I am not sure why the Acrobat does not like the pdf.set_title() method.

Interestingly when I attempt to read the metadata using pikepdf it reports that there is no metadata. Does this mean that the set_title method is writing to a place that is not the metadata?

By the way, have you checked our documentation on PDF metadata? https://pyfpdf.github.io/fpdf2/Metadata.html It will help you to understand why set_title() sets the document title in an "old-fashioned way", and Adobe accessibility checker probably expects XML metdata.

If there can be a simple method to simply auto-tag cells as "real" content - whatever the opposite of "artifact" is, this could go a long way.

Good question, but I don't have a quick & easy answer...

In the spec ( https://opensource.adobe.com/dc-acrobat-sdk-docs/standards/pdfstandards/pdf/PDF32000_2008.pdf ), at the begininng of section - 14.8 Tagged PDF", we find this:

Tagged PDF defines a set of rules for representing text in the page content so that characters, words, and text order can be determined reliably.

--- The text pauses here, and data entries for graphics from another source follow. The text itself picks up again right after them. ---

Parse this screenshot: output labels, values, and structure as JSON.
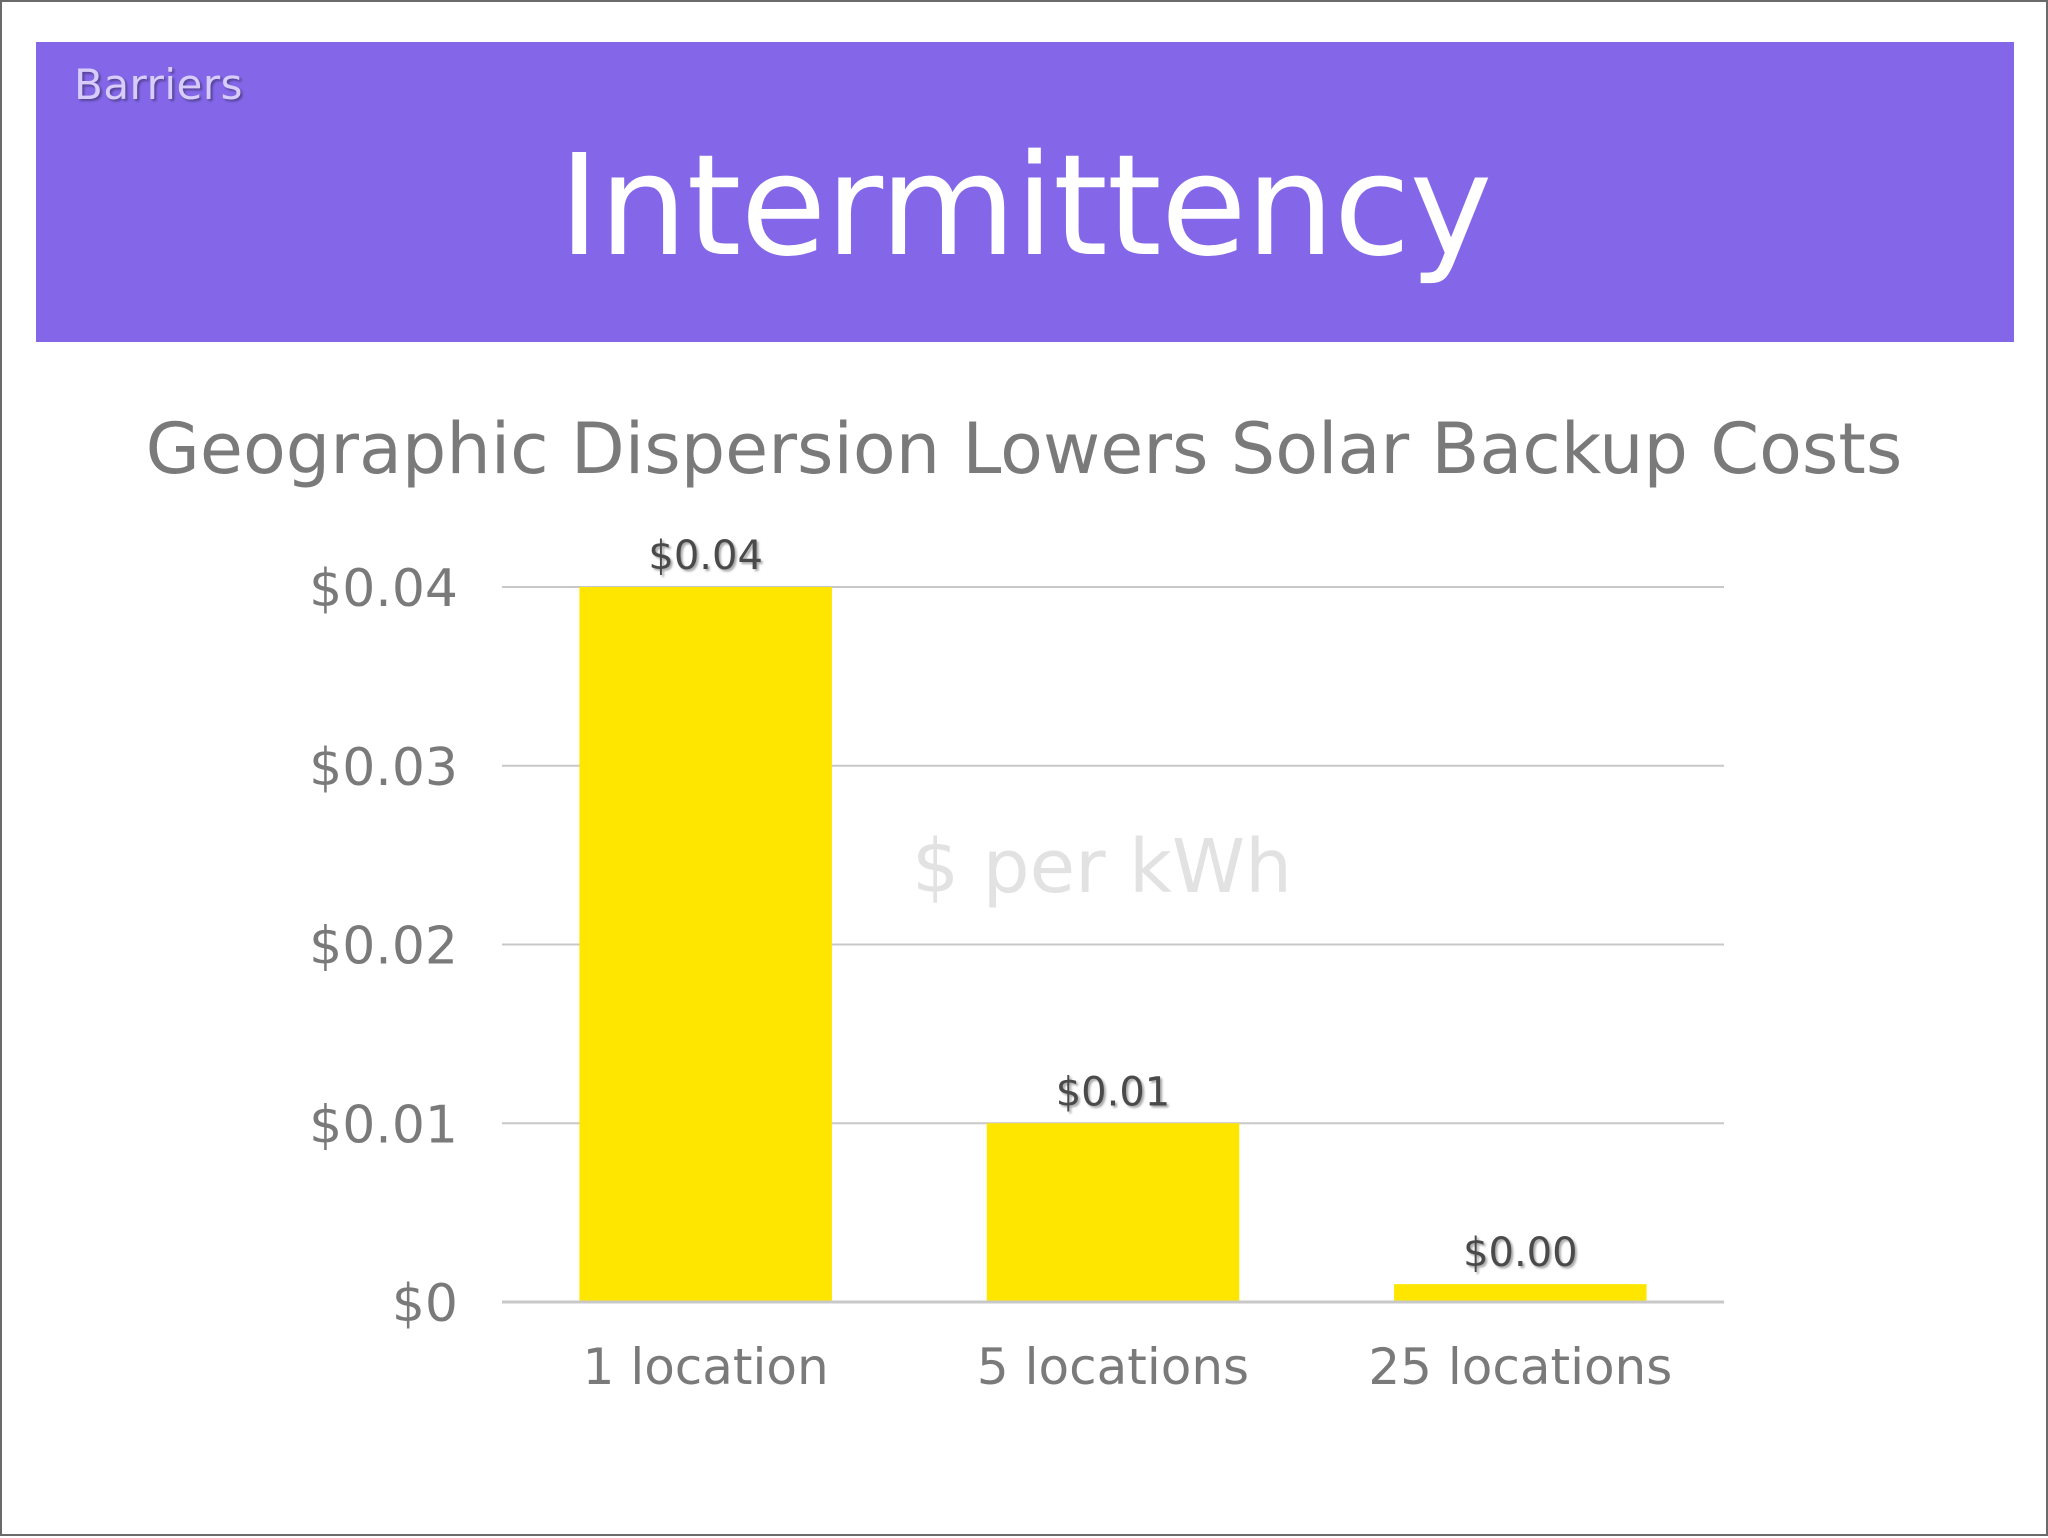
{
  "slide": {
    "section": "Barriers",
    "title": "Intermittency"
  },
  "colors": {
    "banner": "#8367e8",
    "bar": "#ffe600",
    "axis_text": "#7a7a7a",
    "grid": "#c8c8c8",
    "watermark": "#e2e2e2"
  },
  "chart_data": {
    "type": "bar",
    "title": "Geographic Dispersion Lowers Solar Backup Costs",
    "ylabel": "$ per kWh",
    "categories": [
      "1 location",
      "5 locations",
      "25 locations"
    ],
    "values": [
      0.04,
      0.01,
      0.001
    ],
    "data_labels": [
      "$0.04",
      "$0.01",
      "$0.00"
    ],
    "yticks": [
      0,
      0.01,
      0.02,
      0.03,
      0.04
    ],
    "ytick_labels": [
      "$0",
      "$0.01",
      "$0.02",
      "$0.03",
      "$0.04"
    ],
    "ylim": [
      0,
      0.04
    ],
    "grid": true,
    "legend": "none"
  }
}
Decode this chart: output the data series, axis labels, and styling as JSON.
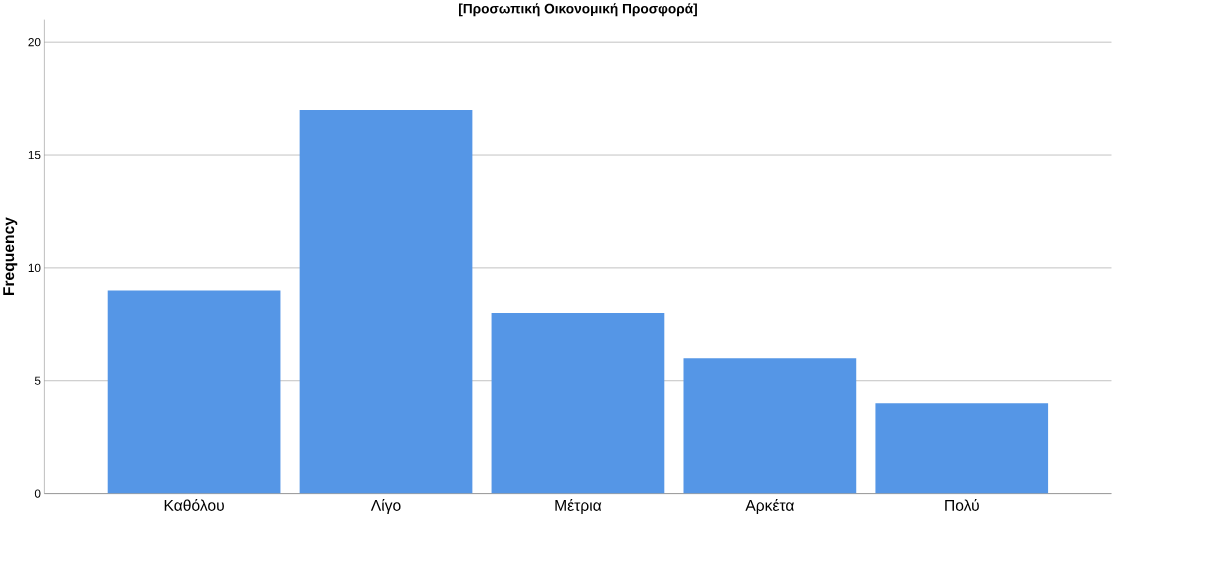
{
  "chart_data": {
    "type": "bar",
    "title": "[Προσωπική Οικονομική Προσφορά]",
    "ylabel": "Frequency",
    "categories": [
      "Καθόλου",
      "Λίγο",
      "Μέτρια",
      "Αρκέτα",
      "Πολύ"
    ],
    "values": [
      9,
      17,
      8,
      6,
      4
    ],
    "color": "#5596e6",
    "ylim": [
      0,
      21
    ],
    "yticks": [
      0,
      5,
      10,
      15,
      20
    ],
    "grid": "y"
  }
}
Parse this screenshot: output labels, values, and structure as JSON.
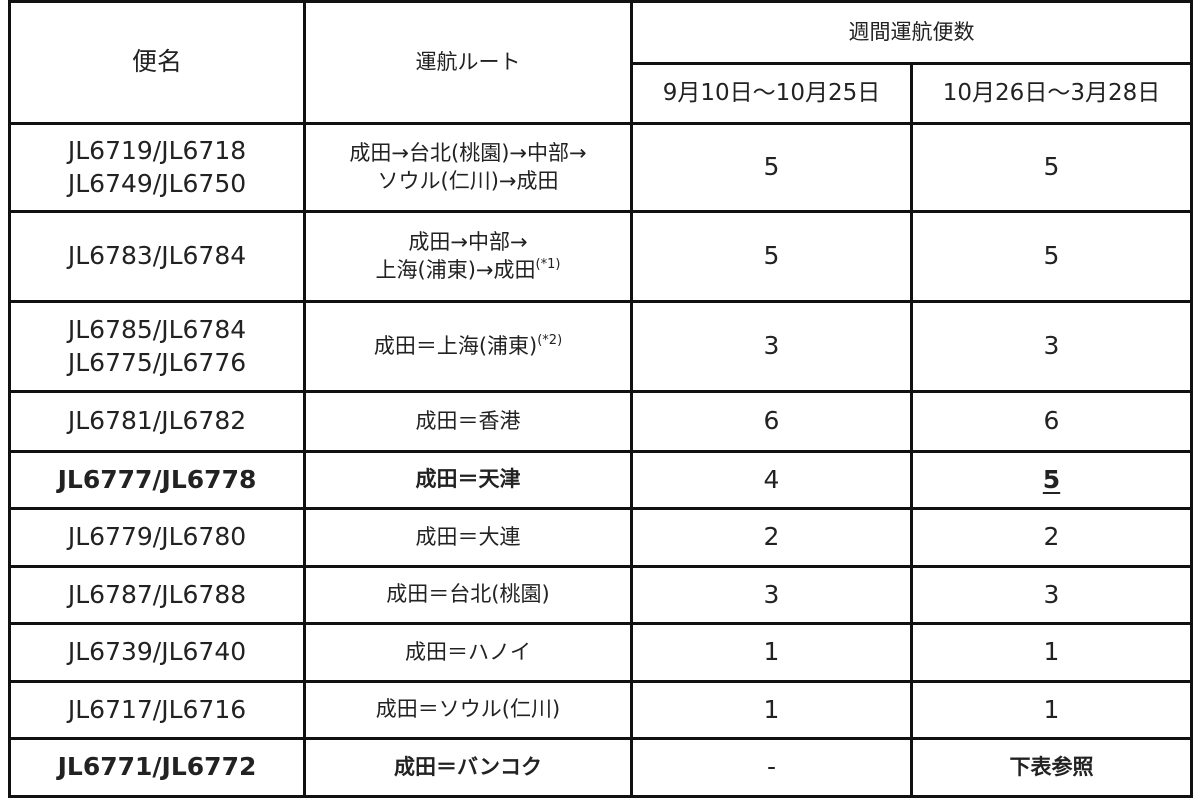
{
  "header": {
    "flight": "便名",
    "route": "運航ルート",
    "weekly": "週間運航便数",
    "period1": "9月10日～10月25日",
    "period2": "10月26日～3月28日"
  },
  "rows": [
    {
      "flights": [
        "JL6719/JL6718",
        "JL6749/JL6750"
      ],
      "route": [
        "成田→台北(桃園)→中部→",
        "ソウル(仁川)→成田"
      ],
      "note": "",
      "p1": "5",
      "p2": "5",
      "bold": false
    },
    {
      "flights": [
        "JL6783/JL6784"
      ],
      "route": [
        "成田→中部→",
        "上海(浦東)→成田"
      ],
      "note": "(*1)",
      "p1": "5",
      "p2": "5",
      "bold": false
    },
    {
      "flights": [
        "JL6785/JL6784",
        "JL6775/JL6776"
      ],
      "route": [
        "成田＝上海(浦東)"
      ],
      "note": "(*2)",
      "p1": "3",
      "p2": "3",
      "bold": false
    },
    {
      "flights": [
        "JL6781/JL6782"
      ],
      "route": [
        "成田＝香港"
      ],
      "note": "",
      "p1": "6",
      "p2": "6",
      "bold": false
    },
    {
      "flights": [
        "JL6777/JL6778"
      ],
      "route": [
        "成田＝天津"
      ],
      "note": "",
      "p1": "4",
      "p2": "5",
      "bold": true,
      "p2_underline": true
    },
    {
      "flights": [
        "JL6779/JL6780"
      ],
      "route": [
        "成田＝大連"
      ],
      "note": "",
      "p1": "2",
      "p2": "2",
      "bold": false
    },
    {
      "flights": [
        "JL6787/JL6788"
      ],
      "route": [
        "成田＝台北(桃園)"
      ],
      "note": "",
      "p1": "3",
      "p2": "3",
      "bold": false
    },
    {
      "flights": [
        "JL6739/JL6740"
      ],
      "route": [
        "成田＝ハノイ"
      ],
      "note": "",
      "p1": "1",
      "p2": "1",
      "bold": false
    },
    {
      "flights": [
        "JL6717/JL6716"
      ],
      "route": [
        "成田＝ソウル(仁川)"
      ],
      "note": "",
      "p1": "1",
      "p2": "1",
      "bold": false
    },
    {
      "flights": [
        "JL6771/JL6772"
      ],
      "route": [
        "成田＝バンコク"
      ],
      "note": "",
      "p1": "-",
      "p2": "下表参照",
      "bold": true
    }
  ]
}
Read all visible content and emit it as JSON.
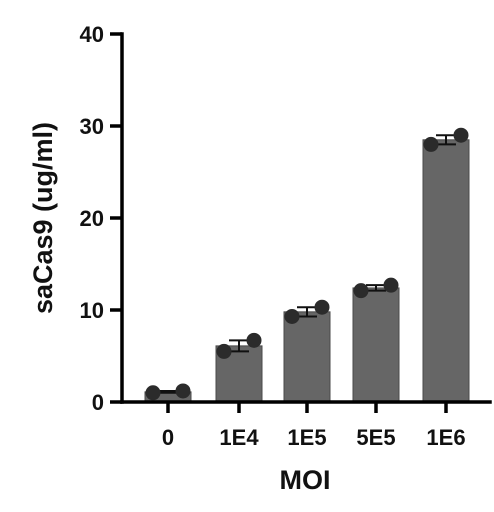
{
  "chart_data": {
    "type": "bar",
    "title": "",
    "xlabel": "MOI",
    "ylabel": "saCas9 (ug/ml)",
    "categories": [
      "0",
      "1E4",
      "1E5",
      "5E5",
      "1E6"
    ],
    "values": [
      1.1,
      6.1,
      9.8,
      12.4,
      28.5
    ],
    "errors": [
      0.1,
      0.6,
      0.5,
      0.3,
      0.5
    ],
    "points": [
      [
        1.0,
        1.2
      ],
      [
        5.5,
        6.7
      ],
      [
        9.3,
        10.3
      ],
      [
        12.1,
        12.7
      ],
      [
        28.0,
        29.0
      ]
    ],
    "ylim": [
      0,
      40
    ],
    "yticks": [
      0,
      10,
      20,
      30,
      40
    ],
    "grid": false,
    "colors": {
      "bar": "#666666",
      "point": "#2b2b2b",
      "axis": "#000000"
    }
  }
}
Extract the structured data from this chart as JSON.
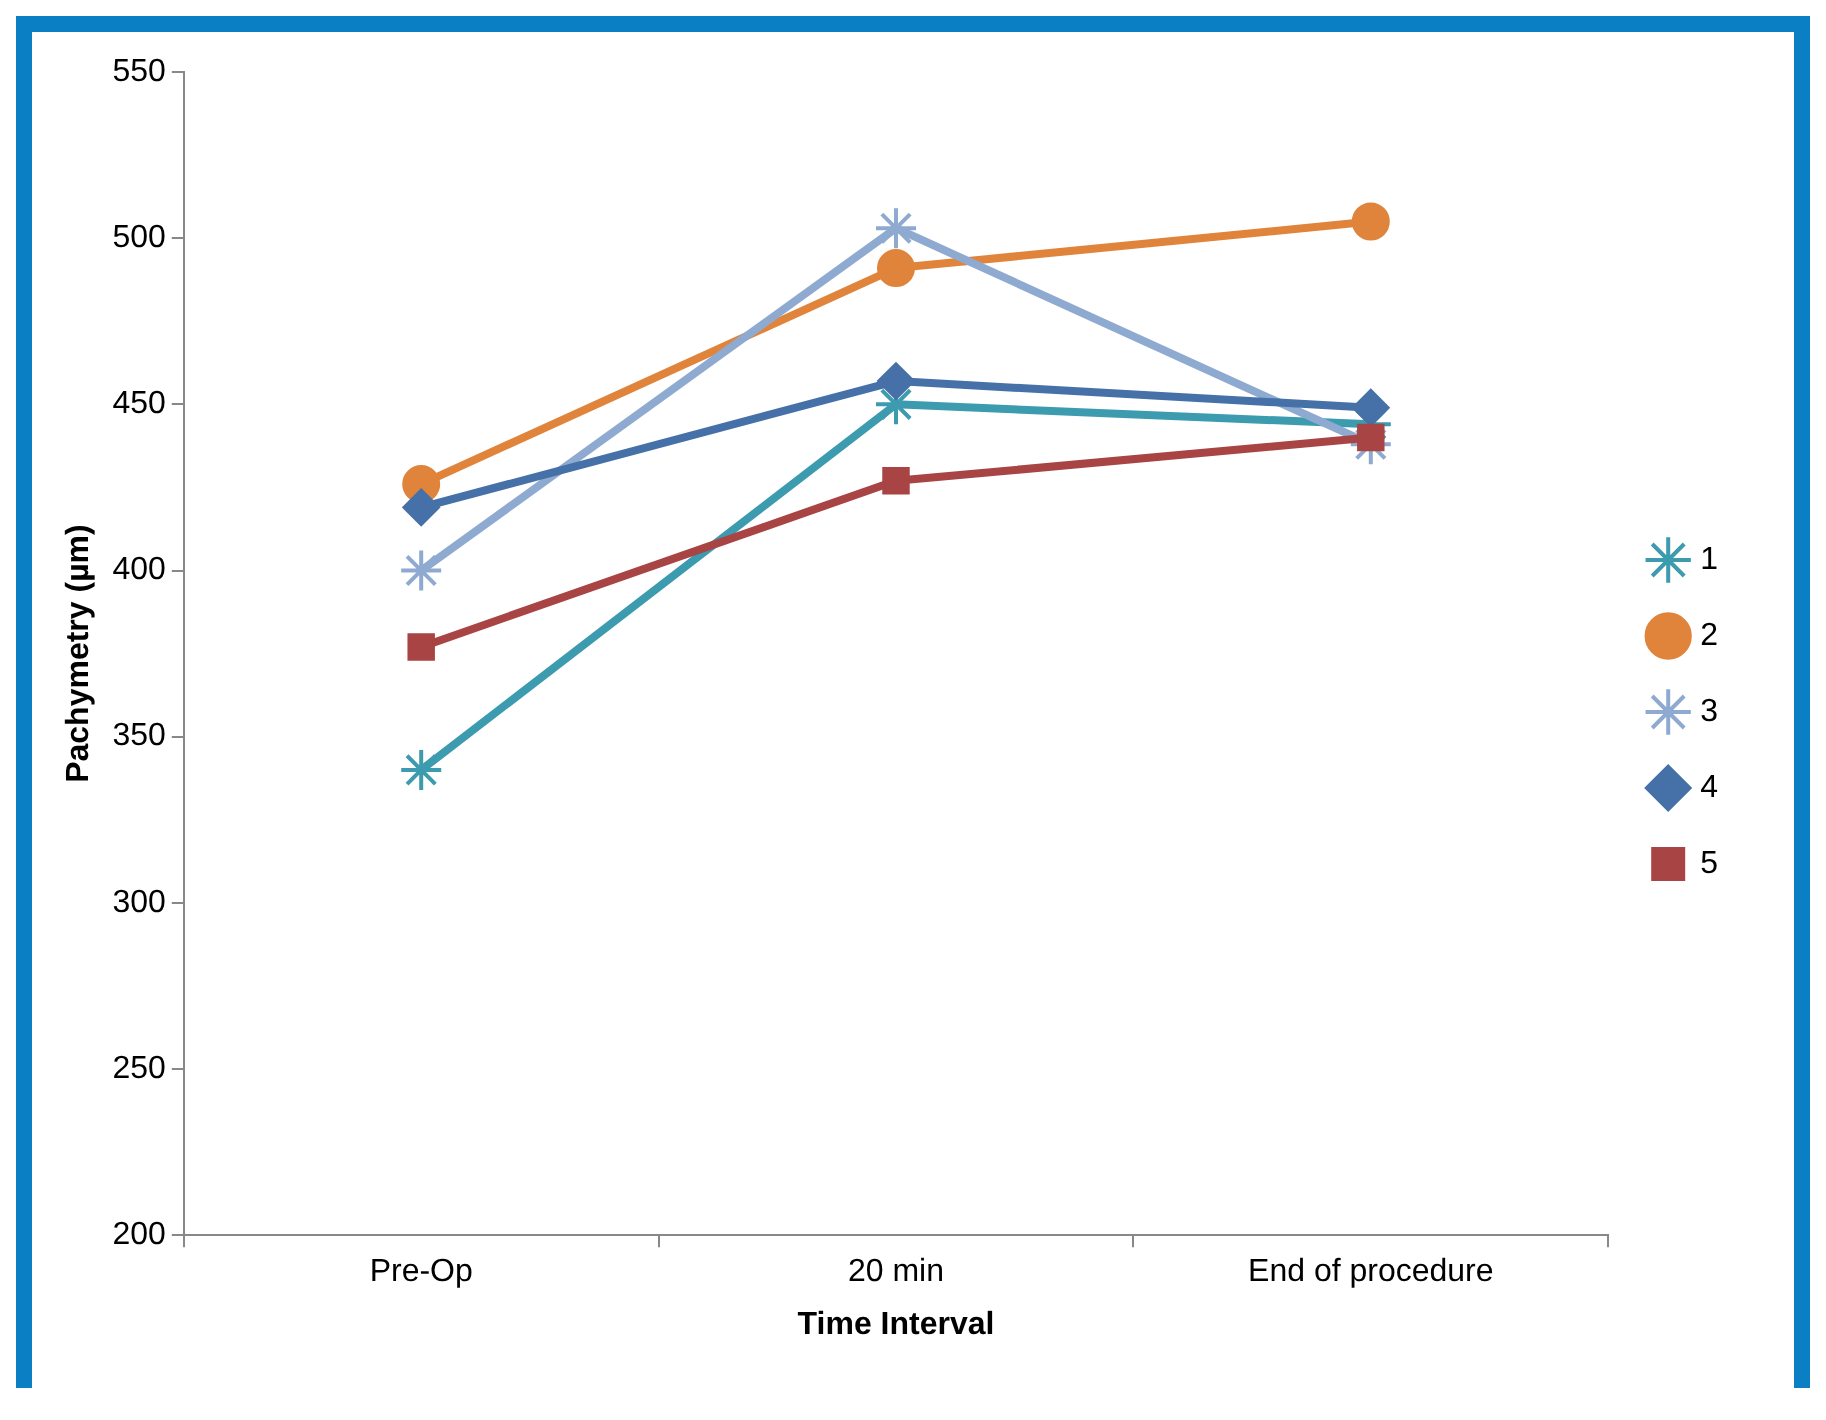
{
  "chart_data": {
    "type": "line",
    "xlabel": "Time Interval",
    "ylabel": "Pachymetry (µm)",
    "categories": [
      "Pre-Op",
      "20 min",
      "End of procedure"
    ],
    "ylim": [
      200,
      550
    ],
    "yticks": [
      200,
      250,
      300,
      350,
      400,
      450,
      500,
      550
    ],
    "legend": "right",
    "series": [
      {
        "name": "1",
        "color": "#3d9bb0",
        "marker": "cross",
        "values": [
          340,
          450,
          444
        ]
      },
      {
        "name": "2",
        "color": "#e0843c",
        "marker": "circle",
        "values": [
          426,
          491,
          505
        ]
      },
      {
        "name": "3",
        "color": "#8faad0",
        "marker": "cross",
        "values": [
          400,
          503,
          438
        ]
      },
      {
        "name": "4",
        "color": "#4571a8",
        "marker": "diamond",
        "values": [
          419,
          457,
          449
        ]
      },
      {
        "name": "5",
        "color": "#a84443",
        "marker": "square",
        "values": [
          377,
          427,
          440
        ]
      }
    ]
  }
}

All text shall be represented in a form that can be converted to Unicode. Word breaks shall be represented explicitly. Actual content shall be distinguished from artifacts of layout and pagination. Content shall be given in an order related to its appearance on the page, as determined by the conforming writer.

And then in section 14.8.2.2 Real Content and Artifacts:

Artifacts are graphics objects that are not part of the author’s original content but rather are generated by the conforming writer in the course of pagination, layout, or other strictly mechanical processes.

Now it is technically relatively easy to add /Artifact BDC ... EMC surrounding information to elements in a content stream, but the main question, for me, remains: on what elements exactly should we add those tags in order to please the accessibility checker?